(Big League Politics) – In a huge break in Judge Roy Moore’s defamation suit against Leigh Corfman, the woman who accused him of sexual misconduct during his 2017 U.S. Senate bid, Moore’s legal team has filed a motion compelling Corfman to give a sworn deposition of the events in question.
So far, Corfman has refused to appear for depositions in which she would be asked, under oath, specific questions about Moore’s alleged misconduct. She has claimed to The Washington Post, but never in a sworn affidavit, that the Judge made unwanted sexual advances towards her when she was a teenager. The central question in the case is where the alleged event took place – whether in a trailer, or in a home.
“Her refusal to comply with discover has prejudiced Judge Moore and it is apparent that absent court investigation, Leigh Corfman will continue to violate the Alabama Rules of Civil Procedure, conceal evidence and deny Judge Moore the documents and responses he is due under the law,” the court documents said.
Another document describes the conundrum that Corfman has before her, whether the event took place inside a trailer or a physical home. She has not been able to confirm this detail.
Attorneys for each side are fighting over which side must be deposed first, and on which issues. Obviously, the Moore team does not want to answer deposition questions that would help Corfman “fill in the blanks” in her story – like what type of residence she was in when the Judge allegedly violated her. Even still, the Judge has been deposed, despite Corfman not answering his discovery.

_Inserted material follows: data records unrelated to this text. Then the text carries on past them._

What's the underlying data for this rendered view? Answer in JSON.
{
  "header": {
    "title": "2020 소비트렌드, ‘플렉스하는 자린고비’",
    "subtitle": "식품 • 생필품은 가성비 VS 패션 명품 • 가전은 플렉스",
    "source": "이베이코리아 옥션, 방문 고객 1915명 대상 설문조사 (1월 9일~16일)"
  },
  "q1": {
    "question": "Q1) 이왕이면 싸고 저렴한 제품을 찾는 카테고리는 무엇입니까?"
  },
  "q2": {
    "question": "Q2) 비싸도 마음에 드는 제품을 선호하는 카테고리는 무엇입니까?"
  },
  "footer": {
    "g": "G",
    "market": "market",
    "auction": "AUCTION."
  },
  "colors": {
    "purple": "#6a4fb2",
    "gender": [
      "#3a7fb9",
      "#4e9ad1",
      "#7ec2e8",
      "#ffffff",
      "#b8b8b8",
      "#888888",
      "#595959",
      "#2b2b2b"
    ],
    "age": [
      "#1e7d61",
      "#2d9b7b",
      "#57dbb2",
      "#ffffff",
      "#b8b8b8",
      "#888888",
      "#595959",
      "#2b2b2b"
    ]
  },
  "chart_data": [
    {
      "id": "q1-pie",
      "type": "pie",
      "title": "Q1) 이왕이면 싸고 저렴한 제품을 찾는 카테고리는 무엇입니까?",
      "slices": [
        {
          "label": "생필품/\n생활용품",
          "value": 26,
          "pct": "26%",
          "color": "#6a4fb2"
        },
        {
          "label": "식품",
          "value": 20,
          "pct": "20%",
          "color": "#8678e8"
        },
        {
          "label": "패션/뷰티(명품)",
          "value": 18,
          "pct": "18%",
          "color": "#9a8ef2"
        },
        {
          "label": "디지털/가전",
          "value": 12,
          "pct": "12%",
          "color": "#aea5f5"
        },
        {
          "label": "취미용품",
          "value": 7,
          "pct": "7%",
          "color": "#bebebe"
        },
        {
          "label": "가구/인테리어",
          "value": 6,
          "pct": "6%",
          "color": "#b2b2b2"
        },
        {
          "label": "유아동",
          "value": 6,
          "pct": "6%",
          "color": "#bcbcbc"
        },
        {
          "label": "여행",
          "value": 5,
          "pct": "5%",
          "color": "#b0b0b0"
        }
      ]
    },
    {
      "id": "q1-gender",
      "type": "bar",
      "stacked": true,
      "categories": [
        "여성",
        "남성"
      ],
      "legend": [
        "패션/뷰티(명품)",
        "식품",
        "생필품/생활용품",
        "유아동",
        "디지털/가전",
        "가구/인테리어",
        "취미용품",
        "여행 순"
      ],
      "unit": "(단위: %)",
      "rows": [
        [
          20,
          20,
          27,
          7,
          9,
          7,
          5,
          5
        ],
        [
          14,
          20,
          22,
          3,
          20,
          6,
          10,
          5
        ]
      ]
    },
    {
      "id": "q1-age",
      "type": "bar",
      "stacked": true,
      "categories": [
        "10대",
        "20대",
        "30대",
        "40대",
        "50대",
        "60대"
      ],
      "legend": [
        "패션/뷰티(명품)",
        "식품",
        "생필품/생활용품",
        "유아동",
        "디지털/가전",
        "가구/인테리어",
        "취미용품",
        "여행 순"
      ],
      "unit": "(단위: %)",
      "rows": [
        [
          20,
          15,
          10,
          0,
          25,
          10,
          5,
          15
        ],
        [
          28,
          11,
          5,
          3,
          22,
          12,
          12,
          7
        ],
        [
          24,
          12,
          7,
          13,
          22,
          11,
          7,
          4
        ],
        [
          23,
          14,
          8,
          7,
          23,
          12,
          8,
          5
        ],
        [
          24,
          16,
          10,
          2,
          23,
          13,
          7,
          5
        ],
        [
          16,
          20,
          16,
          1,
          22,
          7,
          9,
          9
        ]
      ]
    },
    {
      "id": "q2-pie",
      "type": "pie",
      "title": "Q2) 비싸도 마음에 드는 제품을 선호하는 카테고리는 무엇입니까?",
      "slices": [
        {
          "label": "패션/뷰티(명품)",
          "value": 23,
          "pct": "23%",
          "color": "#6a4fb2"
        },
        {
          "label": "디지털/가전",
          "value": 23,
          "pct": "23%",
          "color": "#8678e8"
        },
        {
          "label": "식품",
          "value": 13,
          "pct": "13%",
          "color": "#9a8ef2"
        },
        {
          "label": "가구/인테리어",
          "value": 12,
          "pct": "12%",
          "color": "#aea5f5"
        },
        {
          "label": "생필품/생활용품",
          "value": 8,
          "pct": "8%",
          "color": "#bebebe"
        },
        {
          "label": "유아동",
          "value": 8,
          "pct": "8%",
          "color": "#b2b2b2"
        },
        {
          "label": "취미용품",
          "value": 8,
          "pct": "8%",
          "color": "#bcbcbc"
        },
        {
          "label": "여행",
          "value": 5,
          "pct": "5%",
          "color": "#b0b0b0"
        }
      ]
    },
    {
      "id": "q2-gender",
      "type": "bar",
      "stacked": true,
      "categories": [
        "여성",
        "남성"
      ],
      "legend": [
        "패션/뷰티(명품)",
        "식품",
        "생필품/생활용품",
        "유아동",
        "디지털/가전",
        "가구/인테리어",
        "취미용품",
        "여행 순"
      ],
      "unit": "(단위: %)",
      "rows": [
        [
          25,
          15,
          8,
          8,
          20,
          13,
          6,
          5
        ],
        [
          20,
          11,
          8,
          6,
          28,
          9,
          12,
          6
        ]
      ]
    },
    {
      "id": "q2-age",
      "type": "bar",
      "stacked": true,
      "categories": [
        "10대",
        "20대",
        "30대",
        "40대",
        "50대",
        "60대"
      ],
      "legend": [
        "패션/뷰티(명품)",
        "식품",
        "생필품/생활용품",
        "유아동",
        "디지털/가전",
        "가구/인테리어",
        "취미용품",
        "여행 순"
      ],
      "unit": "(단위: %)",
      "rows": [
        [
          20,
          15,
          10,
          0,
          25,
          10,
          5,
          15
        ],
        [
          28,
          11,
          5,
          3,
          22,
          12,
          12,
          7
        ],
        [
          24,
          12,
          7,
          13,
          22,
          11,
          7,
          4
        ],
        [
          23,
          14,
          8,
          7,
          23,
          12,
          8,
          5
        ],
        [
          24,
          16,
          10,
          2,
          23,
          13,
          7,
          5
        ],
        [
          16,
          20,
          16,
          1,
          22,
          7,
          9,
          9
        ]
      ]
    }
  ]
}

The last document claims that Corfman would not “sit for her deposition because Judge Moor would not testify to ‘the appearance of his vehicle, his residence and his driveway in 1979, – the exact same question that Corfman refused to answer.”
From these documents, it appears that Corfman is trying to hold out, hoping that the Judge will be forced to answer further questions about the details of the residence before she is deposed. That raises suspicion. Why not just tell the court what she remembers? The answer, of course, is that she is afraid that her story will not match verifiable facts provided by the Judge, and that she will be exposed.

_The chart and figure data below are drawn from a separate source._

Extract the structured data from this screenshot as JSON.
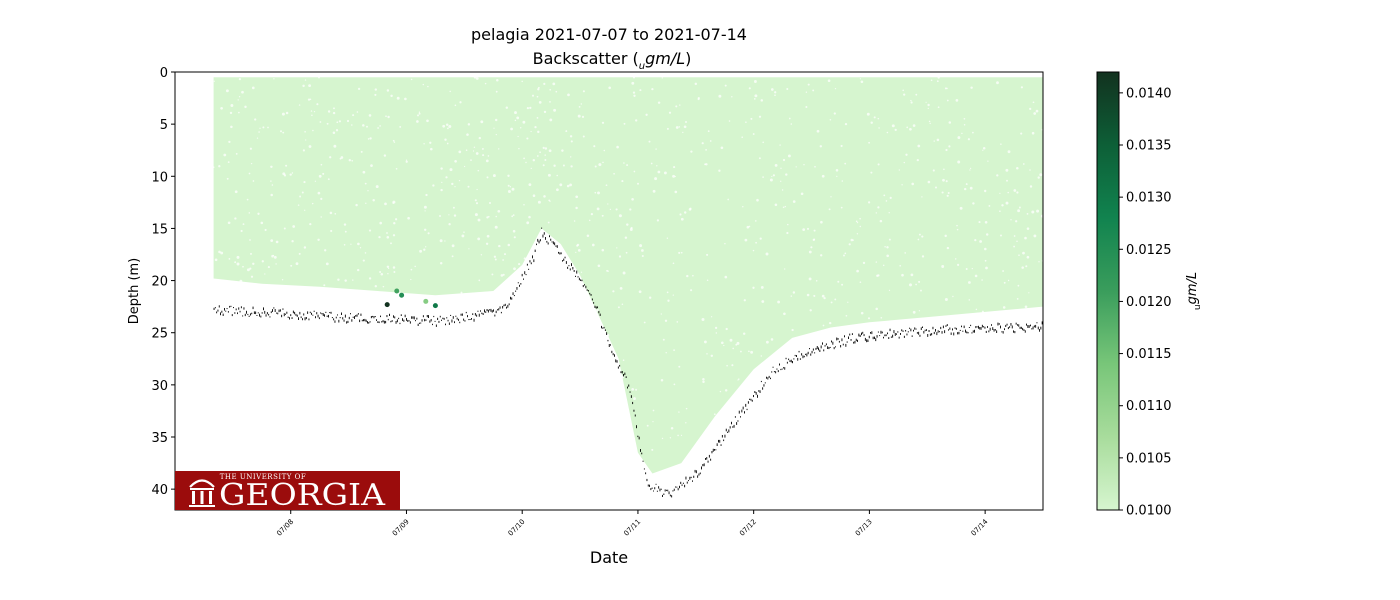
{
  "chart_data": {
    "type": "scatter",
    "title": "pelagia 2021-07-07 to 2021-07-14",
    "subtitle_prefix": "Backscatter (",
    "subtitle_unit_sub": "u",
    "subtitle_unit": "gm/L",
    "subtitle_suffix": ")",
    "xlabel": "Date",
    "ylabel": "Depth (m)",
    "x_axis": {
      "type": "date",
      "range": [
        "2021-07-07T00:00",
        "2021-07-14T12:00"
      ],
      "tick_labels": [
        "07/08",
        "07/09",
        "07/10",
        "07/11",
        "07/12",
        "07/13",
        "07/14"
      ],
      "tick_dates": [
        "2021-07-08",
        "2021-07-09",
        "2021-07-10",
        "2021-07-11",
        "2021-07-12",
        "2021-07-13",
        "2021-07-14"
      ]
    },
    "y_axis": {
      "inverted": true,
      "range": [
        0,
        42
      ],
      "ticks": [
        0,
        5,
        10,
        15,
        20,
        25,
        30,
        35,
        40
      ]
    },
    "colorbar": {
      "label_sub": "u",
      "label_unit": "gm/L",
      "range": [
        0.01,
        0.0142
      ],
      "ticks": [
        "0.0100",
        "0.0105",
        "0.0110",
        "0.0115",
        "0.0120",
        "0.0125",
        "0.0130",
        "0.0135",
        "0.0140"
      ],
      "tick_values": [
        0.01,
        0.0105,
        0.011,
        0.0115,
        0.012,
        0.0125,
        0.013,
        0.0135,
        0.014
      ],
      "colors": [
        "#d6f5cf",
        "#a8dc9c",
        "#78c679",
        "#3a9d5c",
        "#11834f",
        "#0d5f37",
        "#12321f"
      ]
    },
    "fill_color": "#d6f5cf",
    "series": [
      {
        "kind": "sample_envelope",
        "value": 0.01,
        "top_depth_shallow_edge": 0.5,
        "bottom_depth": [
          {
            "x": "2021-07-07T08:00",
            "y": 19.8
          },
          {
            "x": "2021-07-07T18:00",
            "y": 20.3
          },
          {
            "x": "2021-07-08T06:00",
            "y": 20.6
          },
          {
            "x": "2021-07-08T18:00",
            "y": 21.0
          },
          {
            "x": "2021-07-09T06:00",
            "y": 21.4
          },
          {
            "x": "2021-07-09T18:00",
            "y": 21.0
          },
          {
            "x": "2021-07-10T00:00",
            "y": 18.5
          },
          {
            "x": "2021-07-10T04:00",
            "y": 15.0
          },
          {
            "x": "2021-07-10T08:00",
            "y": 16.5
          },
          {
            "x": "2021-07-10T12:00",
            "y": 19.5
          },
          {
            "x": "2021-07-10T16:00",
            "y": 23.5
          },
          {
            "x": "2021-07-10T20:00",
            "y": 27.5
          },
          {
            "x": "2021-07-11T00:00",
            "y": 36.5
          },
          {
            "x": "2021-07-11T03:00",
            "y": 38.5
          },
          {
            "x": "2021-07-11T09:00",
            "y": 37.5
          },
          {
            "x": "2021-07-11T16:00",
            "y": 33.0
          },
          {
            "x": "2021-07-12T00:00",
            "y": 28.5
          },
          {
            "x": "2021-07-12T08:00",
            "y": 25.5
          },
          {
            "x": "2021-07-12T16:00",
            "y": 24.5
          },
          {
            "x": "2021-07-13T00:00",
            "y": 24.0
          },
          {
            "x": "2021-07-13T12:00",
            "y": 23.5
          },
          {
            "x": "2021-07-14T00:00",
            "y": 23.0
          },
          {
            "x": "2021-07-14T12:00",
            "y": 22.5
          }
        ]
      },
      {
        "kind": "sea_floor",
        "color": "#000000",
        "depth": [
          {
            "x": "2021-07-07T08:00",
            "y": 22.8
          },
          {
            "x": "2021-07-07T20:00",
            "y": 23.0
          },
          {
            "x": "2021-07-08T08:00",
            "y": 23.4
          },
          {
            "x": "2021-07-08T20:00",
            "y": 23.6
          },
          {
            "x": "2021-07-09T08:00",
            "y": 23.8
          },
          {
            "x": "2021-07-09T20:00",
            "y": 22.8
          },
          {
            "x": "2021-07-10T02:00",
            "y": 18.0
          },
          {
            "x": "2021-07-10T04:00",
            "y": 15.2
          },
          {
            "x": "2021-07-10T08:00",
            "y": 17.5
          },
          {
            "x": "2021-07-10T14:00",
            "y": 21.0
          },
          {
            "x": "2021-07-10T18:00",
            "y": 26.0
          },
          {
            "x": "2021-07-10T22:00",
            "y": 30.0
          },
          {
            "x": "2021-07-11T02:00",
            "y": 39.5
          },
          {
            "x": "2021-07-11T06:00",
            "y": 40.5
          },
          {
            "x": "2021-07-11T12:00",
            "y": 38.5
          },
          {
            "x": "2021-07-11T20:00",
            "y": 33.5
          },
          {
            "x": "2021-07-12T04:00",
            "y": 28.5
          },
          {
            "x": "2021-07-12T12:00",
            "y": 26.5
          },
          {
            "x": "2021-07-12T20:00",
            "y": 25.5
          },
          {
            "x": "2021-07-13T04:00",
            "y": 25.0
          },
          {
            "x": "2021-07-13T16:00",
            "y": 24.6
          },
          {
            "x": "2021-07-14T12:00",
            "y": 24.3
          }
        ]
      },
      {
        "kind": "high_values",
        "points": [
          {
            "x": "2021-07-08T20:00",
            "y": 22.3,
            "v": 0.0142
          },
          {
            "x": "2021-07-08T22:00",
            "y": 21.0,
            "v": 0.012
          },
          {
            "x": "2021-07-08T23:00",
            "y": 21.4,
            "v": 0.0125
          },
          {
            "x": "2021-07-09T04:00",
            "y": 22.0,
            "v": 0.0112
          },
          {
            "x": "2021-07-09T06:00",
            "y": 22.4,
            "v": 0.013
          }
        ]
      }
    ]
  },
  "logo": {
    "top_line": "THE UNIVERSITY OF",
    "wordmark": "GEORGIA",
    "background": "#9b0c0c",
    "text_color": "#ffffff"
  }
}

Johnny Davis, a former Alabama criminal defense attorney who currently runs an international and Constitutional law consulting firm told Big League Politics in a prior interview that Corfman’s story “cannot withstand cross examination” due to numerous flaws and irregularities. We reported:
“What we have to believe [in order] to believe Corfman’s story is that essentially Roy Moore grew up behaving himself, went to West Point and showed exemplary character there, served in Vietnam, went to law school, started practicing, in his early 30’s was a sexual predator for a while, and then was never a sexual predator again,” Davis told Big League Politics in an earlier phone interview.

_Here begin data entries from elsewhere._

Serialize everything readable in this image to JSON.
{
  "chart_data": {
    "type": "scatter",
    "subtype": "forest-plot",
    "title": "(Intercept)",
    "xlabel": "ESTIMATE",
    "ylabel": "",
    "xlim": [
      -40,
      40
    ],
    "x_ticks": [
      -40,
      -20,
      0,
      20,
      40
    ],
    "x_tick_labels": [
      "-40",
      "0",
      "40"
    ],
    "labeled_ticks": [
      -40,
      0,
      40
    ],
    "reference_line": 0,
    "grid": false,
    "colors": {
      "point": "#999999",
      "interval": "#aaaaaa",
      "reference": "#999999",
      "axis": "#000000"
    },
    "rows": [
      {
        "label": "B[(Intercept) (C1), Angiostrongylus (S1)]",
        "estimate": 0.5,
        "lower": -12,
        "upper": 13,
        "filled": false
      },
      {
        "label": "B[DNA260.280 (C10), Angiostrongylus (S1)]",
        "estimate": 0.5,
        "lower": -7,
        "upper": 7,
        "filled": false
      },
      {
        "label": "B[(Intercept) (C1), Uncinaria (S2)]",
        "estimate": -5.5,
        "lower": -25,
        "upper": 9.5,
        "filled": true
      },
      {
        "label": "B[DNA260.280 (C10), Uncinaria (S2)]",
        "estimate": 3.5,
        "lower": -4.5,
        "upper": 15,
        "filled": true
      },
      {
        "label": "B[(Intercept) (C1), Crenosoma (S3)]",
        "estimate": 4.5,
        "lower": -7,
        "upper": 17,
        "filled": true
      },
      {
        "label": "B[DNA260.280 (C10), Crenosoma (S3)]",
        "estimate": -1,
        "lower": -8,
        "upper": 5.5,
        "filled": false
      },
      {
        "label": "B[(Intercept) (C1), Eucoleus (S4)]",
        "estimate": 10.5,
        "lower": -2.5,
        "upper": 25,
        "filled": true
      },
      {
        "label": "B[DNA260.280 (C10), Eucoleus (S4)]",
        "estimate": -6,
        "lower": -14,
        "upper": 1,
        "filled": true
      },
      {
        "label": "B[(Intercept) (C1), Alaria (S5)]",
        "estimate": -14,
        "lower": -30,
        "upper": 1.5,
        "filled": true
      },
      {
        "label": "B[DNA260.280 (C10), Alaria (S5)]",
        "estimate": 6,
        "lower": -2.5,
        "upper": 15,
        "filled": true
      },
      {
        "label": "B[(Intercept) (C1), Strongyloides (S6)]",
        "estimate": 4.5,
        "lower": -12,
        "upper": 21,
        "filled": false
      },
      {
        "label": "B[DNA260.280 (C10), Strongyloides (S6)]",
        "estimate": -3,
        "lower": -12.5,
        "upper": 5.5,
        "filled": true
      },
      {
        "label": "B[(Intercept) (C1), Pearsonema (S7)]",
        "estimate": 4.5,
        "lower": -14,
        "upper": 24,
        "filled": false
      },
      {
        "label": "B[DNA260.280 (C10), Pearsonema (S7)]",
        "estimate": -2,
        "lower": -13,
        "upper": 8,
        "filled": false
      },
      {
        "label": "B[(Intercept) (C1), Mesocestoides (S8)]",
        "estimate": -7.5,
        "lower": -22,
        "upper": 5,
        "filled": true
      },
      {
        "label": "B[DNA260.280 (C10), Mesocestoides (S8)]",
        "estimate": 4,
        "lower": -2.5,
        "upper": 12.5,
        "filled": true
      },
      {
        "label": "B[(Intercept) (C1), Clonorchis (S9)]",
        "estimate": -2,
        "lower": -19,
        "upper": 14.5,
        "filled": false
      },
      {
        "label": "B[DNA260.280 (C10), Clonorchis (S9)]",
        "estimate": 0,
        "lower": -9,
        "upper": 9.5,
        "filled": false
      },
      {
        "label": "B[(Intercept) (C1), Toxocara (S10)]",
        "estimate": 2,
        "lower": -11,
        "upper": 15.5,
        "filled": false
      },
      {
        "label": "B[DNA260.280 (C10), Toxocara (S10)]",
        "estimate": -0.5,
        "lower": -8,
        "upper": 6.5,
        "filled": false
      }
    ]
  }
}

“That’s not how it works,” he continued. “You don’t have an isolated year, 40 years ago of sexually predatory behavior. The pathology does not work that way.”
Davis also noted Corfman’s claim that the pair had a relationship of a sexual nature, but never had intercourse. The statute of limitations has run on any potential crimes with which Corfman could press charges against Moore. If she had claimed that the pair had had intercourse, he said, the statute of limitations would not have run. She would still be able to press charges against him to this day, and would have to face questions as to why she has not done so.
Davis told BLP Tuesday evening that he expects a hearing on Moore’s lawyers’ motion either later this month or in February.